De leur côté, les handballeurs plaident non coupables et surfent sur leur bonne image. "Effectivement, les studios ont été secoués, on s'en excuse, c'était dans l'euphorie de la victoire", a réagi le directeur technique national Philippe Bana. "Il n'y a pas eu de dégâts ou ils ne nous l'ont pas fait savoir. Sur Canal+, à Pékin en 2008, ils l'avaient beaucoup mieux pris quand on était passé au moment du démontage du studio", a-t-il ajouté. Le studio aurait pourtant coûté 20 000 euros. Interrogé sur cet épisode par l'AFP, Nicolas Karabatic a, lui, ironisé: "On a fait des dégâts sur les sportifs, mais sinon rien de grave. On en profite, on fête juste ça. On se laisse un peu aller". En gros, on est sympas et on est champions donc on peut se lâcher. Mais il y a des limites. Elles ont été franchies.

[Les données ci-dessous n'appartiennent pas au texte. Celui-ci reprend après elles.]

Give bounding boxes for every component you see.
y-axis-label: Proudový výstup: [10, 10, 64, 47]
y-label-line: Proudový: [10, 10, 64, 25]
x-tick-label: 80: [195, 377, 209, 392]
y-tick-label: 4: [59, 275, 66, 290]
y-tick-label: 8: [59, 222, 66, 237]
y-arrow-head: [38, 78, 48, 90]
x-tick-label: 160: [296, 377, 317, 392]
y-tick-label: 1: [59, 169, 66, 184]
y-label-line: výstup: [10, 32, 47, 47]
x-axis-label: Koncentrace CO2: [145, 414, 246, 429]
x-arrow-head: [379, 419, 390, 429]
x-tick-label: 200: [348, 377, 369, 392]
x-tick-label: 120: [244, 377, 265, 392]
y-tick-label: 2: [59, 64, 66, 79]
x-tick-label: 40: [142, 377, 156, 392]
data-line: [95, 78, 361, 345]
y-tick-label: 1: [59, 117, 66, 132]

Et si c'était les footballeurs ?

Imaginez un instant que nos chers footballeurs se soient comportés de la sorte. Mais voilà, ce sont les Experts, les dieux de l'Olympe. Pourquoi tolérer dans certains sports ce qui ne le serait pas (à juste titre) dans d'autres ? Puis une place de 11e lors du dernier Euro ne valait-elle pas quelques interrogations et même quelques critiques ? Onesta lui-même les formulait en février dans L'Equipe. "Cette équipe peut encore très bien faire, mais elle est peut-être arrivée au bout de son aventure", s'interrogeait-il.La presse française n'est pourtant pas la plus féroce, et encore moins avec le handball. Mais, après la finale olympique, Karabatic accusait déjà : "On disait que notre équipe était vieillissante, qu'on ne voulait plus gagner. On trouvait des raisons rocambolesques pour expliquer pourquoi on n'était pas bon. Qu'on soit critiqué, pas de problèmes. Mais il faut que ce soit bien fait. Mais c'est comme ça, ça nous a donné encore plus de motivation."

C'est semble-t-il devenu la mode de faire front contre les médias pour unir un groupe. Afficher dans un vestiaire un article qui vous est peu favorable n'est pas nouveau. Mais la rancoeur apparait de plus en plus souvent au grand jour. Et elle prend parfois le dessus sur l'essentiel. Cet été, Samir Nasri avait bien sûr marqué les esprits pendant l'Euro. En basket, Chalon avait aussi déroulé une banderole dénonçant un article de Basket News juste après son titre de champion de France. Résultat : on préfère régler ses comptes au lieu de fêter un but, un titre ou une médaille d'or. Personne n'en sort grandi.